India carries one of the world's highest burdens of maternal anaemia — nearly one in two pregnant women is anaemic (NFHS-5). At the same time, neonatal tetanus, though substantially reduced, remains a preventable cause of neonatal death in under-immunised communities. As a final-year student you will counsel pregnant women at every ANC contact about diet, supplements, and vaccinations. This module builds the skills to do that accurately and empathetically — using correct doses, correct schedules, and sound communication technique.

References

  • DC Dutta's Textbook of Obstetrics, 10th ed., Ch. 5 (Antenatal Care) (textbook)
  • Williams Obstetrics, 26th ed., Ch. 9 (Prenatal Care) (textbook)
  • NHM India — Operational Guidelines on Maternal Nutrition 2018 (guideline)
  • Ministry of Health & Family Welfare — Immunisation Schedule, National Immunisation Programme 2022 (guideline)

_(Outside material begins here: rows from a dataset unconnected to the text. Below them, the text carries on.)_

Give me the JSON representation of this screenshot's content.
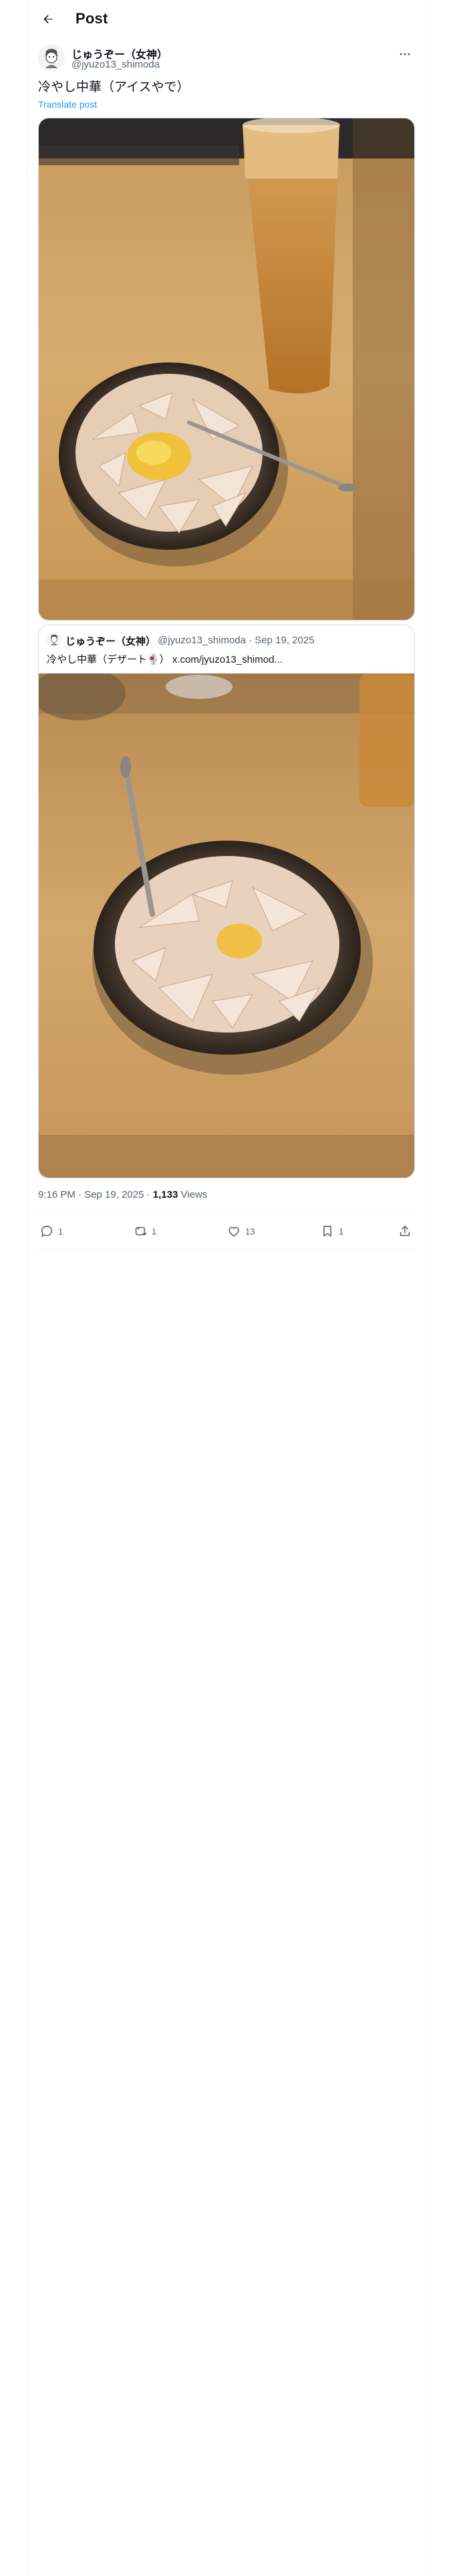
{
  "header": {
    "title": "Post"
  },
  "author": {
    "name": "じゅうぞー（女神）",
    "handle": "@jyuzo13_shimoda"
  },
  "post": {
    "text": "冷やし中華（アイスやで）",
    "translate_label": "Translate post"
  },
  "quote": {
    "name": "じゅうぞー（女神）",
    "meta": "@jyuzo13_shimoda · Sep 19, 2025",
    "text": "冷やし中華（デザート🍨）",
    "link": "x.com/jyuzo13_shimod..."
  },
  "stats": {
    "time": "9:16 PM · Sep 19, 2025 · ",
    "views_count": "1,133",
    "views_label": " Views"
  },
  "actions": {
    "replies": "1",
    "reposts": "1",
    "likes": "13",
    "bookmarks": "1"
  },
  "colors": {
    "accent": "#1d9bf0",
    "text": "#0f1419",
    "secondary": "#536471",
    "border": "#cfd9de"
  },
  "icons": [
    "back-arrow-icon",
    "more-icon",
    "reply-icon",
    "repost-icon",
    "like-icon",
    "bookmark-icon",
    "share-icon"
  ]
}
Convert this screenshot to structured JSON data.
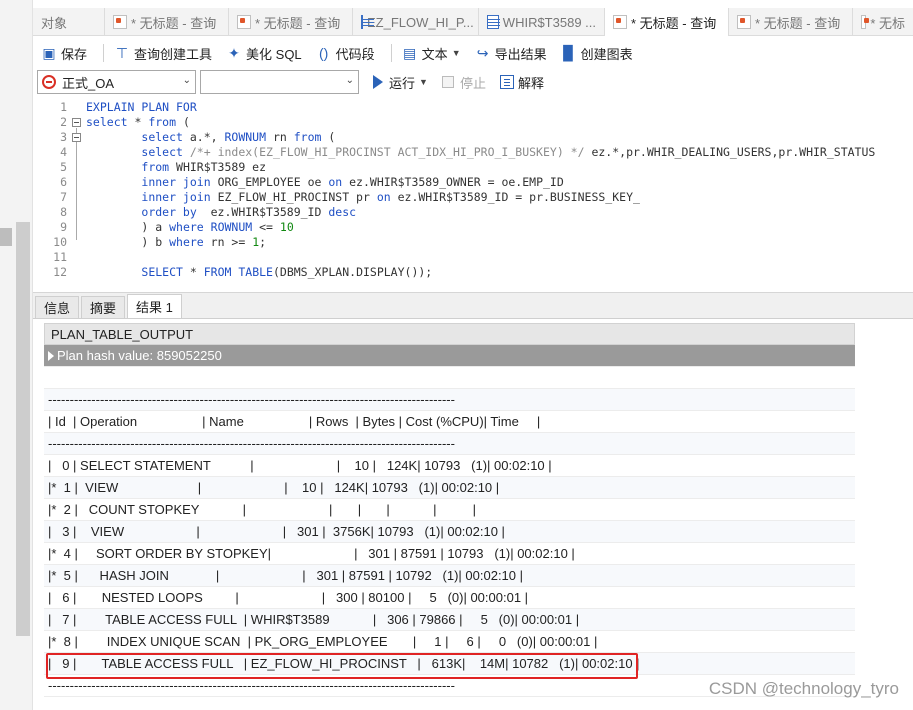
{
  "tabs": [
    {
      "label": "对象",
      "icon": "none",
      "active": false
    },
    {
      "label": "* 无标题 - 查询",
      "icon": "query-icon",
      "active": false
    },
    {
      "label": "* 无标题 - 查询",
      "icon": "query-icon",
      "active": false
    },
    {
      "label": "EZ_FLOW_HI_P...",
      "icon": "table-icon",
      "active": false
    },
    {
      "label": "WHIR$T3589 ...",
      "icon": "table-icon",
      "active": false
    },
    {
      "label": "* 无标题 - 查询",
      "icon": "query-icon",
      "active": true
    },
    {
      "label": "* 无标题 - 查询",
      "icon": "query-icon",
      "active": false
    },
    {
      "label": "* 无标",
      "icon": "query-icon",
      "active": false
    }
  ],
  "toolbar": {
    "save": "保存",
    "query_builder": "查询创建工具",
    "beautify": "美化 SQL",
    "snippet": "代码段",
    "text": "文本",
    "export": "导出结果",
    "create_chart": "创建图表"
  },
  "connection": {
    "selected": "正式_OA",
    "schema": "",
    "run": "运行",
    "stop": "停止",
    "explain": "解释"
  },
  "editor": {
    "lines": [
      {
        "n": "1",
        "text": "EXPLAIN PLAN FOR"
      },
      {
        "n": "2",
        "text": "select * from ("
      },
      {
        "n": "3",
        "text": "        select a.*, ROWNUM rn from ("
      },
      {
        "n": "4",
        "text": "        select /*+ index(EZ_FLOW_HI_PROCINST ACT_IDX_HI_PRO_I_BUSKEY) */ ez.*,pr.WHIR_DEALING_USERS,pr.WHIR_STATUS"
      },
      {
        "n": "5",
        "text": "        from WHIR$T3589 ez"
      },
      {
        "n": "6",
        "text": "        inner join ORG_EMPLOYEE oe on ez.WHIR$T3589_OWNER = oe.EMP_ID"
      },
      {
        "n": "7",
        "text": "        inner join EZ_FLOW_HI_PROCINST pr on ez.WHIR$T3589_ID = pr.BUSINESS_KEY_"
      },
      {
        "n": "8",
        "text": "        order by  ez.WHIR$T3589_ID desc"
      },
      {
        "n": "9",
        "text": "        ) a where ROWNUM <= 10"
      },
      {
        "n": "10",
        "text": "        ) b where rn >= 1;"
      },
      {
        "n": "11",
        "text": ""
      },
      {
        "n": "12",
        "text": "        SELECT * FROM TABLE(DBMS_XPLAN.DISPLAY());"
      }
    ]
  },
  "result_tabs": [
    "信息",
    "摘要",
    "结果 1"
  ],
  "grid": {
    "column": "PLAN_TABLE_OUTPUT",
    "rows": [
      "Plan hash value: 859052250",
      "",
      "----------------------------------------------------------------------------------------------",
      "| Id  | Operation                  | Name                  | Rows  | Bytes | Cost (%CPU)| Time     |",
      "----------------------------------------------------------------------------------------------",
      "|   0 | SELECT STATEMENT           |                       |    10 |   124K| 10793   (1)| 00:02:10 |",
      "|*  1 |  VIEW                      |                       |    10 |   124K| 10793   (1)| 00:02:10 |",
      "|*  2 |   COUNT STOPKEY            |                       |       |       |            |          |",
      "|   3 |    VIEW                    |                       |   301 |  3756K| 10793   (1)| 00:02:10 |",
      "|*  4 |     SORT ORDER BY STOPKEY|                       |   301 | 87591 | 10793   (1)| 00:02:10 |",
      "|*  5 |      HASH JOIN             |                       |   301 | 87591 | 10792   (1)| 00:02:10 |",
      "|   6 |       NESTED LOOPS         |                       |   300 | 80100 |     5   (0)| 00:00:01 |",
      "|   7 |        TABLE ACCESS FULL  | WHIR$T3589            |   306 | 79866 |     5   (0)| 00:00:01 |",
      "|*  8 |        INDEX UNIQUE SCAN  | PK_ORG_EMPLOYEE       |     1 |     6 |     0   (0)| 00:00:01 |",
      "|   9 |       TABLE ACCESS FULL   | EZ_FLOW_HI_PROCINST   |   613K|    14M| 10782   (1)| 00:02:10 |",
      "----------------------------------------------------------------------------------------------"
    ]
  },
  "watermark": "CSDN @technology_tyro",
  "colors": {
    "keyword": "#1f4fc4",
    "comment": "#8b8b8b",
    "number": "#118811",
    "highlight_box": "#e02424",
    "selected_row": "#9a9a9a"
  }
}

Version 2.0 | NMC CBUC 2024

CLINICAL SCENARIO

A 22-year-old primigravida at 16 weeks presents for her second ANC visit at a PHC. Her haemoglobin is 9.2 g/dL. She reports she cannot afford to eat meat and eats mainly rice and dal. Her husband asks whether the 'iron tablets make her sick' and whether they can stop them. Her vaccination card shows no TT doses recorded. You have 10 minutes to counsel her on diet, supplements, and vaccination. How do you proceed?

WHY THIS MATTERS

Nutritional deficiency and vaccine-preventable illness are two of the most directly modifiable contributors to maternal and perinatal mortality in India. The National Family Health Survey-5 (2019-21) reports that 52.2% of pregnant women in India are anaemic — the highest prevalence among any reproductive age group. Iron-deficiency anaemia in pregnancy increases the risk of preterm birth, low birth weight, postpartum haemorrhage, and maternal death. Folate deficiency in the periconceptional period is the leading preventable cause of neural tube defects. Meanwhile, neonatal tetanus, once responsible for hundreds of thousands of deaths annually in South Asia, has been dramatically curtailed by routine Tetanus Toxoid immunisation during pregnancy — yet coverage remains incomplete in rural and tribal areas. As a clinician at any level of care, your ability to counsel accurately on these two domains at every ANC contact directly prevents morbidity and mortality. This is not background knowledge — it is a clinical skill that the NMC expects you to demonstrate in a simulated environment (OG8.6, SH level) and to articulate in examinations (OG8.7, KH level).

RECALL

Before proceeding, recall the following from earlier modules: (1) The normal physiology of pregnancy — maternal plasma volume rises ~45% by 34 weeks, red cell mass rises ~20%, creating a dilutional 'physiological anaemia'; iron demand triples in the second and third trimesters. (2) Fetal neural tube closure occurs between days 22–28 of gestation — before most women know they are pregnant — making periconceptional folic acid supplementation the critical window. (3) The standard antenatal care framework from og3-anc-objectives includes at minimum 8 contacts (WHO 2016); nutrition and vaccination counselling is built into each contact. (4) From OG2: placental transfer of iron, calcium, and folate is an active transport process; maternal deficiency directly depletes fetal stores.

Clinical Indication and Relevance

The epidemiological argument for systematic nutritional counselling in pregnancy is compelling. Anaemia in pregnancy is defined as haemoglobin below 11 g/dL in the first and third trimesters and below 10.5 g/dL in the second trimester (WHO). In India, iron-deficiency anaemia accounts for approximately 50% of maternal deaths attributable to anaemia directly, and substantially worsens outcomes in haemorrhage, infection, and cardiac decompensation. The NFHS-5 figure of 52.2% maternal anaemia prevalence means that more than half of pregnant women a clinician encounters in India are anaemic.

Neural tube defects (NTDs) — anencephaly and spina bifida — affect approximately 2.0–2.9 per 1,000 live births in India. The absolute risk is substantially reducible by periconceptional folic acid supplementation, which is why NHM provides free IFA tablets and why supplementation should begin ideally three months before conception and continue through the first trimester at minimum.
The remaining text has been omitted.